Consider the following scenario: An energy company is expanding its solar capabilities. The business development manager is responsible for early resource allocation. The planning manager needs this information to create a plan for his team to execute. What happens if the business development manager has a pressure-prompted work style, and the planning manager is an early starter?
The planning manager will be frustrated, since she can't begin her job until she has the early resource allocation results. She might pester the business development manager to get things moving. This will only annoy him, since he sees no need to significantly beat a deadline. Consequently, when the planning manager finally gets the information, she may be too stressed to organize the best plan for her team.
This type of conflict arises over and over again between managers with opposing styles, and can create a toxic work environment not only for the managers, but also for their support staff.
Company leaders should recognize they likely can't change employees, but they can help them flex their respective styles more effectively. These leaders should help individuals recognize their different styles, focus on a common goal, and make sure their teams are aligned to meet the goal.
Many companies turn to conflict resolution coaching for a solution, which has five main points:
1. Be self-aware.
For example, pressure-prompted individuals and early starters often are equally distributed within a workforce. It's important to identify who is who in order to construct workarounds that will enable these employees to work effectively together.
2. Understand impact.
It's critical to understand the impact of one's work style on co-workers; it's also critical to understand that style, not personality, causes conflict. This insight often provides motivation to find a solution.
3. Focus on a common goal.
Opposing leaders can create an open, trusting dialogue about their different approaches when they need to meet the same goal.
4. Establish shared metrics.
Regardless of work style, defining shared metrics can help leaders commit to them, much like setting a common goal.
5. Find middle ground.
Individuals can't change their work styles, nor can they change a co-worker's style. But they need to realize that if they aren't supporting their co-workers, anxiety levels may rise.

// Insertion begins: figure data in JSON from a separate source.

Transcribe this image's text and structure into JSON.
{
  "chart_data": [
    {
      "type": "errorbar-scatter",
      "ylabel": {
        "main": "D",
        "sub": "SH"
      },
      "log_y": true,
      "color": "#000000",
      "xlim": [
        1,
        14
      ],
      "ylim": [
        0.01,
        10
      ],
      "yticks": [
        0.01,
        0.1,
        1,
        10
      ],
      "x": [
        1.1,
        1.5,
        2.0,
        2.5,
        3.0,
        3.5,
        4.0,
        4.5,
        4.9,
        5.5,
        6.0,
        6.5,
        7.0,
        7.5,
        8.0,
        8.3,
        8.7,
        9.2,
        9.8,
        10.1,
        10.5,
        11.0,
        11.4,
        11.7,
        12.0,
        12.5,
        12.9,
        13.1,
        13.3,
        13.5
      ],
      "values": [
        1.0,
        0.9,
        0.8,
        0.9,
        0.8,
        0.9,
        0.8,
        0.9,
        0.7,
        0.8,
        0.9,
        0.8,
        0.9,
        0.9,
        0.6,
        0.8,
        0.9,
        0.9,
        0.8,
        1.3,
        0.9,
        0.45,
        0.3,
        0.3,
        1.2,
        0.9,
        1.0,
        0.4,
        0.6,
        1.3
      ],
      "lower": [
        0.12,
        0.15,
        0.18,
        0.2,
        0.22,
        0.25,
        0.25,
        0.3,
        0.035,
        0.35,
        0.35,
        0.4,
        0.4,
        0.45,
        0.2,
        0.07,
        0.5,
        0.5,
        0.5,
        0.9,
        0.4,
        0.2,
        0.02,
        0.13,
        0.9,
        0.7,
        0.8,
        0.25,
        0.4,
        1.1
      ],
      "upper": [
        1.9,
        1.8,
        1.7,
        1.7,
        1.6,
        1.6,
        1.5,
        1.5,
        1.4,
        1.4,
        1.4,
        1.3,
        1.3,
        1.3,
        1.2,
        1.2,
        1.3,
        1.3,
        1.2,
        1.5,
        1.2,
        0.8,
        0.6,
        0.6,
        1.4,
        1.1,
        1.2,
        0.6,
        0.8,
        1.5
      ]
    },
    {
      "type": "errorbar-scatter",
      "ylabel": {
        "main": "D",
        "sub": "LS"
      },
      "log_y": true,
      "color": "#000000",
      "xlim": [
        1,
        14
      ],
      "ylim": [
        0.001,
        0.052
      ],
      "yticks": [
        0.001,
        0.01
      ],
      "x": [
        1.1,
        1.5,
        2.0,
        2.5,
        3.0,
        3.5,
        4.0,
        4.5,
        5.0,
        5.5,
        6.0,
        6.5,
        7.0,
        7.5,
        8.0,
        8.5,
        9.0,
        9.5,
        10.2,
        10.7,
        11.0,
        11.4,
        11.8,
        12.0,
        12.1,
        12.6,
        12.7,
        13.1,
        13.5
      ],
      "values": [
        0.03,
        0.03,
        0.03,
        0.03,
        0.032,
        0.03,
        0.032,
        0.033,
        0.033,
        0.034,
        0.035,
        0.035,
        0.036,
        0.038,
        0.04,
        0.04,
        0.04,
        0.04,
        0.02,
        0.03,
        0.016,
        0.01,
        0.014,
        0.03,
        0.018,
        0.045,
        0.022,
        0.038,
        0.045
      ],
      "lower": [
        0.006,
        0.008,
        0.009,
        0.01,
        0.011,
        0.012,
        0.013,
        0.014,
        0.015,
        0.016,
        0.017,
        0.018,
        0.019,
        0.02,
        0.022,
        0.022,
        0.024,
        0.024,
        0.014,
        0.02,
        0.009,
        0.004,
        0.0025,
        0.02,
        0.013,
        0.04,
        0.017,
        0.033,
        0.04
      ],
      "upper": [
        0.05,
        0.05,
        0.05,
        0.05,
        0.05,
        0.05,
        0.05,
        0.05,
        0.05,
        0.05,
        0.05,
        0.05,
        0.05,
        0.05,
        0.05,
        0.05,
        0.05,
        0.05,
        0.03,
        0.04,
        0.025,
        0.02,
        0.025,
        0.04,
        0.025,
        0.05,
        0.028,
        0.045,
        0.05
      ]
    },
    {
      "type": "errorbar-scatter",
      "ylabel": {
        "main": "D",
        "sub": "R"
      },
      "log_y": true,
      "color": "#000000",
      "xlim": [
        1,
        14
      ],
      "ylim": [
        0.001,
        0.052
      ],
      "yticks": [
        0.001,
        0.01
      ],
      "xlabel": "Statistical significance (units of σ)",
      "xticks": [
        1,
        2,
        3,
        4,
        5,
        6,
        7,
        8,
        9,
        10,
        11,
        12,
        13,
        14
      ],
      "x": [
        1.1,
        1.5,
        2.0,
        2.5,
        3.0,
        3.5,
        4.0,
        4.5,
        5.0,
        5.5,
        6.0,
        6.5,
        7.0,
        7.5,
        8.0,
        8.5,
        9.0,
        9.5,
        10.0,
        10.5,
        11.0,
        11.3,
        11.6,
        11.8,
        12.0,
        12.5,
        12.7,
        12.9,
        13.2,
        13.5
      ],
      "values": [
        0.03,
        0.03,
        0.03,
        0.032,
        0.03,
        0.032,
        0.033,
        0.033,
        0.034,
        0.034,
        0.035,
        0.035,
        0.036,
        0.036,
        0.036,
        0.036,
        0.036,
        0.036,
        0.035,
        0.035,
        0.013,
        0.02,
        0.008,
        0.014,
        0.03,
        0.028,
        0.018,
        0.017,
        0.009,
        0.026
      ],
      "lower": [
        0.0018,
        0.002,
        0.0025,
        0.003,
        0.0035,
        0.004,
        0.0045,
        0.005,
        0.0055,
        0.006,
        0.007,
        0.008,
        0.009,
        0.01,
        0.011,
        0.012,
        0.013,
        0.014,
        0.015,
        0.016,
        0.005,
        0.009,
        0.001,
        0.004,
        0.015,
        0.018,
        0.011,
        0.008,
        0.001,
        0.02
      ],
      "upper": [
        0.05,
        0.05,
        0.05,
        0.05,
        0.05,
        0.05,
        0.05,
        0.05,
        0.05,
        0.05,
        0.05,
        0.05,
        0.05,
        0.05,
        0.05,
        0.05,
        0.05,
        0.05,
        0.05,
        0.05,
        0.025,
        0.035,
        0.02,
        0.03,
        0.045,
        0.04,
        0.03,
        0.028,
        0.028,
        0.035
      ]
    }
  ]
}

When employees with different styles learn how to work together, the end results are often better than singular efforts. For example, pressure-prompted individuals usually are great in emergency situations or when something changes; they can marshal resources quickly and perform well under pressure. Alternatively, early starters can provide great structure and a clear road map for a project, which helps teams better manage their time. By harnessing both styles, companies can leverage a joint methodology that will lead to better business execution.